Lo primero que subraya Ángel Altuna, psicólogo de la asociación de víctimas Covite, es que las víctimas no son un colectivo homogéneo aunque les una la coincidencia en un dolor no elegido. "Hay que tener en cuenta que cada uno de nosotros es como es y se encuentra en una fase psicológica del duelo diferente", indica. En su opinión, es necesario que las víctimas acepten y normalicen la afloración de un posible odio reactivo interno siempre que como ciudadanos, como seres sociales y como colectivo de víctimas se muestren intransigentes con cualquier tipo de asesinato. "Cuando veo muy mal a un compañero, le digo que me llame por teléfono un minuto antes de hacer un disparate, y lo cierto es que todavía no he recibido una sola de esas llamadas".

La resolución del Parlamento vasco que reclamó a las víctimas que abandonaran el odio, las declaraciones del estilo "Hay que desactivar a las víctimas" y el empeño, pretendidamente piadoso, en reunir en un mismo foro a los familiares de los asesinados y de los presos de ETA forman parte del largo listado de agravios. "El odio no está en nuestro campo, está en los que escriben insultos en los libros de firmas de las capillas ardientes, en los tipos que llaman a las familias de los asesinados horas después del atentado. Son ellos los que necesitan verdaderamente tratamiento psiquiátrico", dice Ángel Altuna, "porque a nosotros nos basta con la memoria y la justicia y que nos permitan participar en la educación por la paz, ayudar a las personas que están, incluso, más necesitadas que nosotros".

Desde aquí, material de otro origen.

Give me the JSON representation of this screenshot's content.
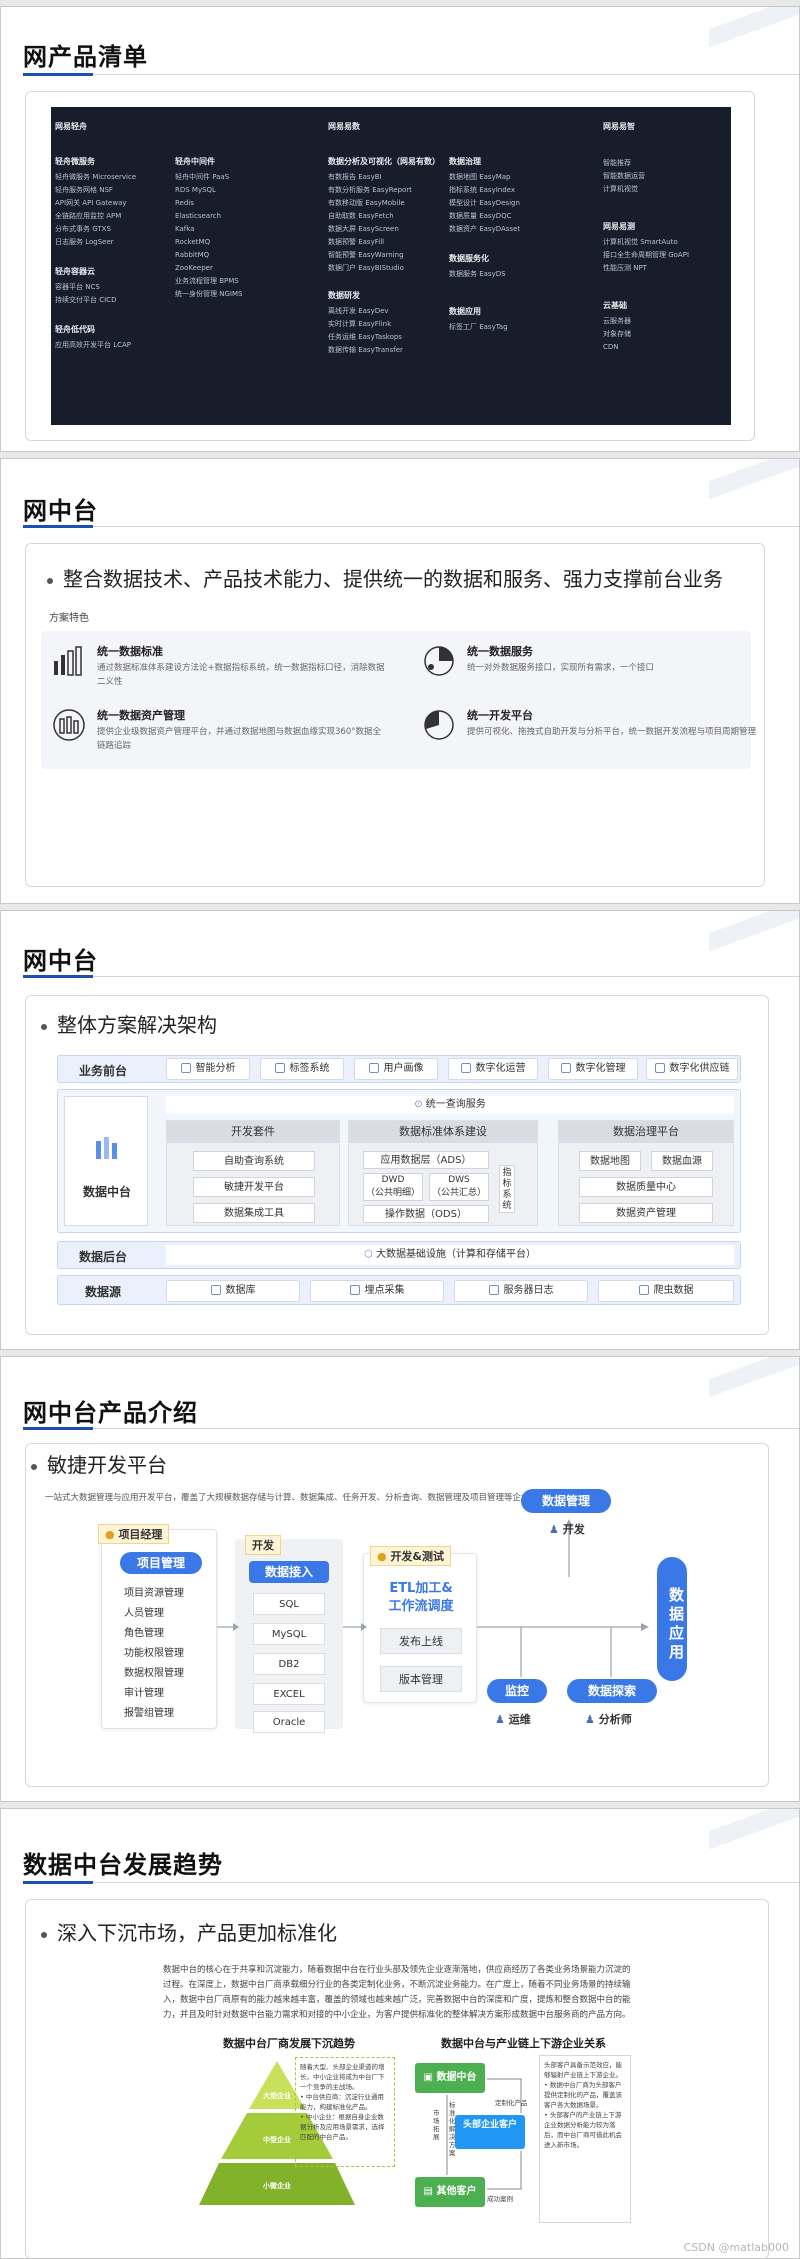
{
  "slide1": {
    "title": "网产品清单",
    "nav": {
      "headers": [
        "网易轻舟",
        "网易易数",
        "网易易智"
      ],
      "col1": {
        "title": "轻舟微服务",
        "items": [
          "轻舟微服务 Microservice",
          "轻舟服务网格 NSF",
          "API网关 API Gateway",
          "全链路应用监控 APM",
          "分布式事务 GTXS",
          "日志服务 LogSeer"
        ]
      },
      "col1b": {
        "title": "轻舟容器云",
        "items": [
          "容器平台 NCS",
          "持续交付平台 CICD"
        ]
      },
      "col1c": {
        "title": "轻舟低代码",
        "items": [
          "应用高效开发平台 LCAP"
        ]
      },
      "col2": {
        "title": "轻舟中间件",
        "items": [
          "轻舟中间件 PaaS",
          "RDS MySQL",
          "Redis",
          "Elasticsearch",
          "Kafka",
          "RocketMQ",
          "RabbitMQ",
          "ZooKeeper",
          "业务流程管理 BPMS",
          "统一身份管理 NGIMS"
        ]
      },
      "col3": {
        "title": "数据分析及可视化（网易有数）",
        "items": [
          "有数报告 EasyBI",
          "有数分析服务 EasyReport",
          "有数移动版 EasyMobile",
          "自助取数 EasyFetch",
          "数据大屏 EasyScreen",
          "数据预警 EasyFill",
          "智能预警 EasyWarning",
          "数据门户 EasyBIStudio"
        ]
      },
      "col3b": {
        "title": "数据研发",
        "items": [
          "离线开发 EasyDev",
          "实时计算 EasyFlink",
          "任务运维 EasyTaskops",
          "数据传输 EasyTransfer"
        ]
      },
      "col4": {
        "title": "数据治理",
        "items": [
          "数据地图 EasyMap",
          "指标系统 EasyIndex",
          "模型设计 EasyDesign",
          "数据质量 EasyDQC",
          "数据资产 EasyDAsset"
        ]
      },
      "col4b": {
        "title": "数据服务化",
        "items": [
          "数据服务 EasyDS"
        ]
      },
      "col4c": {
        "title": "数据应用",
        "items": [
          "标签工厂 EasyTag"
        ]
      },
      "col5": {
        "title": "",
        "items": [
          "智能推荐",
          "智能数据运营",
          "计算机视觉"
        ]
      },
      "col5b": {
        "title": "网易易测",
        "items": [
          "计算机视觉 SmartAuto",
          "接口全生命周期管理 GoAPI",
          "性能压测 NPT"
        ]
      },
      "col5c": {
        "title": "云基础",
        "items": [
          "云服务器",
          "对象存储",
          "CDN"
        ]
      }
    }
  },
  "slide2": {
    "title": "网中台",
    "bullet": "整合数据技术、产品技术能力、提供统一的数据和服务、强力支撑前台业务",
    "section": "方案特色",
    "features": [
      {
        "title": "统一数据标准",
        "desc": "通过数据标准体系建设方法论+数据指标系统，统一数据指标口径，消除数据二义性"
      },
      {
        "title": "统一数据服务",
        "desc": "统一对外数据服务接口，实现所有需求，一个接口"
      },
      {
        "title": "统一数据资产管理",
        "desc": "提供企业级数据资产管理平台，并通过数据地图与数据血缘实现360°数据全链路追踪"
      },
      {
        "title": "统一开发平台",
        "desc": "提供可视化、拖拽式自助开发与分析平台，统一数据开发流程与项目周期管理"
      }
    ]
  },
  "slide3": {
    "title": "网中台",
    "bullet": "整体方案解决架构",
    "rows": {
      "front": {
        "label": "业务前台",
        "chips": [
          "智能分析",
          "标签系统",
          "用户画像",
          "数字化运营",
          "数字化管理",
          "数字化供应链"
        ]
      },
      "middle": {
        "label": "数据中台",
        "query": "统一查询服务",
        "dev": {
          "head": "开发套件",
          "items": [
            "自助查询系统",
            "敏捷开发平台",
            "数据集成工具"
          ]
        },
        "std": {
          "head": "数据标准体系建设",
          "ads": "应用数据层（ADS）",
          "dwd": "DWD\n（公共明细）",
          "dws": "DWS\n（公共汇总）",
          "ods": "操作数据（ODS）",
          "metric": "指标系统"
        },
        "gov": {
          "head": "数据治理平台",
          "items": [
            "数据地图",
            "数据血源",
            "数据质量中心",
            "数据资产管理"
          ]
        }
      },
      "back": {
        "label": "数据后台",
        "text": "大数据基础设施（计算和存储平台）"
      },
      "source": {
        "label": "数据源",
        "chips": [
          "数据库",
          "埋点采集",
          "服务器日志",
          "爬虫数据"
        ]
      }
    }
  },
  "slide4": {
    "title": "网中台产品介绍",
    "bullet": "敏捷开发平台",
    "desc": "一站式大数据管理与应用开发平台，覆盖了大规模数据存储与计算、数据集成、任务开发、分析查询、数据管理及项目管理等企业级大数据应用场景。",
    "pm": {
      "tag": "项目经理",
      "pill": "项目管理",
      "items": [
        "项目资源管理",
        "人员管理",
        "角色管理",
        "功能权限管理",
        "数据权限管理",
        "审计管理",
        "报警组管理"
      ]
    },
    "dev": {
      "tag": "开发",
      "pill": "数据接入",
      "items": [
        "SQL",
        "MySQL",
        "DB2",
        "EXCEL",
        "Oracle"
      ]
    },
    "test": {
      "tag": "开发&测试",
      "head": "ETL加工&\n工作流调度",
      "items": [
        "发布上线",
        "版本管理"
      ]
    },
    "dm": {
      "pill": "数据管理",
      "role": "开发"
    },
    "mon": {
      "pill": "监控",
      "role": "运维"
    },
    "explore": {
      "pill": "数据探索",
      "role": "分析师"
    },
    "app": "数据应用"
  },
  "slide5": {
    "title": "数据中台发展趋势",
    "bullet": "深入下沉市场，产品更加标准化",
    "para": "数据中台的核心在于共享和沉淀能力，随着数据中台在行业头部及领先企业逐渐落地，供应商经历了各类业务场景能力沉淀的过程。在深度上，数据中台厂商承载细分行业的各类定制化业务，不断沉淀业务能力。在广度上，随着不同业务场景的持续输入，数据中台厂商原有的能力越来越丰富，覆盖的领域也越来越广泛，完善数据中台的深度和广度，提炼和整合数据中台的能力，并且及时针对数据中台能力需求和对接的中小企业，为客户提供标准化的整体解决方案形成数据中台服务商的产品方向。",
    "left": {
      "title": "数据中台厂商发展下沉趋势",
      "levels": [
        "大型企业",
        "中型企业",
        "小微企业"
      ],
      "note": "随着大型、头部企业渠道的增长，中小企业将成为中台厂下一个竞争的主战场。\n• 中台供应商：沉淀行业通用能力，构建标准化产品。\n• 中小企业：根据自身企业数据分析及应用场景需求，选择匹配的中台产品。"
    },
    "right": {
      "title": "数据中台与产业链上下游企业关系",
      "vendor": "数据中台",
      "buyer": "头部企业客户",
      "other": "其他客户",
      "labels": [
        "市场拓展",
        "标准化解决方案",
        "定制化产品",
        "成功案例"
      ],
      "note": "头部客户具备示范效应，能够辐射产业链上下游企业。\n• 数据中台厂商为头部客户提供定制化的产品，覆盖该客户各大数据场景。\n• 头部客户的产业链上下游企业数据分析能力较为落后，而中台厂商可借此机会进入新市场。"
    },
    "watermark": "CSDN @matlab000"
  }
}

Javier Urquizu, Edorta Elizagarate y Ángel Altuna coinciden en que plantear hoy la reconciliación es puro sarcasmo, puesto que las víctimas no tenían nada con los verdugos, no los conocían de nada. "Será mejor que hablemos de la convivencia posible y de la necesidad", subrayan, "de evitar la segunda victimización que supondrían los homenajes públicos a los asesinos". Establecido que, como dice Javier Urquizu, "el empate moral y político es imposible" y que todos los vascos ganan si la pesadilla se acaba, lo que sí cabe pedir es que el legado de odio y frustración no alcance a las generaciones venideras.